Which if they can apply, it will sort of wipe away all the kind of little wrinkles and make everything run smoothly. And of course, actually, that’s just not a human experience just doesn’t work that way, the more they think like that, the more frustrated they get, and of course, I am frustrated that shows up in my relationships with others. So therefore, my deskside manner plummets,

Tony Nicholls 27:32
yes, I become more micromanagement.

James Traeger 27:35
So therefore, you know that what we’re saying is that, if leaders would concentrate on that, that set of relationships as the main thing and not a sub. Then a massive difference would start to show up if that culture of this organisation that they are part of.

Tony Nicholls 27:55
And so I noticed your language, though, James, as well. So you started talking about leaders? Yeah. And I constantly have to bring conversation back to let’s talk about managers because that that is the that’s the narrative that is the Barisan narrative. We always talk we always slip into let’s talk about leaders. And the narrative

James Traeger 28:16
Which is fashionable, as well

Tony Nicholls 28:17
It is fashionable. Yeah. And the narrative would say, we need to focus on the people side of things, we need to talk about relationships. The narrative was that well, that’s about leadership, isn’t it? And I’m going no, it’s about management. It’s about. 

At the end of the book, I’d say, look, this whole thing around leadership and management is a red herring. You know, it’s semantics. You know, let’s just talk about leader managers. If we could change the language, I will call as all leader managers, we are all leader managers, because we would, there’s just too much hierarchy and pay grade stuff going on with management. 

But essentially, I keep having to drag you back to let’s talk about management. And management at the coalface of you know, doing the real work in the organizations. Because that’s where it really works. That’s where the rubber hits the ground in terms of effectiveness and delivery.

James Traeger 29:09
So I think we’re probably coming to the end. What kind of final, you know, would you what final messages would you like people to have ringing in their ears?

Tony Nicholls 29:19
Well, if we’re talking about the future of organisations, organising and organisers, then I really. What I really want to put out there is that there’s a different way to develop management capability.
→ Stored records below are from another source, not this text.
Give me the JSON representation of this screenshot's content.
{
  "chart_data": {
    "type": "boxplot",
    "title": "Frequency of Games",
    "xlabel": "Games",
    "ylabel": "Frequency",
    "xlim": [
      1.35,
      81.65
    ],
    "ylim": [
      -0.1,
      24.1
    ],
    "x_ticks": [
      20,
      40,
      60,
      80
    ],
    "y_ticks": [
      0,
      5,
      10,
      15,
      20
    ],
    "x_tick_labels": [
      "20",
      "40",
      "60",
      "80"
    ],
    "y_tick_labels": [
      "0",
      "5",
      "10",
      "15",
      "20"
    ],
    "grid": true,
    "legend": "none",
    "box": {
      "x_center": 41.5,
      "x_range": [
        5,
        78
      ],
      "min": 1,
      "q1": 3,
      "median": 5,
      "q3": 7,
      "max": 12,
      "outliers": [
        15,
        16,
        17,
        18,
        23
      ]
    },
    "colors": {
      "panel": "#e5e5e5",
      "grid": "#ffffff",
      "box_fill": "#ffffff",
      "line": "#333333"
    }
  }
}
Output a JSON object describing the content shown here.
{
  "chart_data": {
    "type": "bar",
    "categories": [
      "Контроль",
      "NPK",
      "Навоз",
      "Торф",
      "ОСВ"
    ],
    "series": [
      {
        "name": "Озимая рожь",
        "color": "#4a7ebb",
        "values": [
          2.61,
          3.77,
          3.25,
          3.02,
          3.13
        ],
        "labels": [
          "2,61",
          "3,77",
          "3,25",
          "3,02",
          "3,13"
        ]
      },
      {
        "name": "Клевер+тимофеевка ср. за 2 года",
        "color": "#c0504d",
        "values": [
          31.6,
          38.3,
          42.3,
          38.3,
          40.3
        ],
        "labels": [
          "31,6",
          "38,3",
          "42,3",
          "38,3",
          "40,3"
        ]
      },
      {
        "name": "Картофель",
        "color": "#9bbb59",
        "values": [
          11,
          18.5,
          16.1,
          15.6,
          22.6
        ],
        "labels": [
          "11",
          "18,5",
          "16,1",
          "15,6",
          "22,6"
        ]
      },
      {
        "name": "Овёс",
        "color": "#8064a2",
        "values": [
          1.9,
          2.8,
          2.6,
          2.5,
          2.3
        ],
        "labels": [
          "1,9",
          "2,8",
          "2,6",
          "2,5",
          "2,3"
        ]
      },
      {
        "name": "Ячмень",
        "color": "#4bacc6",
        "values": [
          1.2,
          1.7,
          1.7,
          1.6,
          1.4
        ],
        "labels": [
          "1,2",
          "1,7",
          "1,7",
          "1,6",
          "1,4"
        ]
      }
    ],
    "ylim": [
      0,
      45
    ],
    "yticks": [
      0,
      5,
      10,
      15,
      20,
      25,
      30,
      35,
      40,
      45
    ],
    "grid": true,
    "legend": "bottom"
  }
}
Which I think is what Mayvin has been doing for the last 10 years plus. 

And other organisations, you know, but not many of them. That is about developing a manager’s ability to see themselves as the primary instrument of change. To have a worldview that recognises the fact that the organisation is nothing more than a group of people working together towards a common cause. 

And within that, you’ve got all the messiness of human relationships and culture and human dynamics and group dynamics. That’s the capability I think we should be developing in managers, their ability to see themselves as the instruments of change. To see complexity and see culture and be able to work and intervene with those things in a constructive way.

James Traeger 30:16
Management is the primary instrument of change.

Tony Nicholls 30:19
Absolutely.

James Traeger 30:21
Beautifully put. Thank you very much.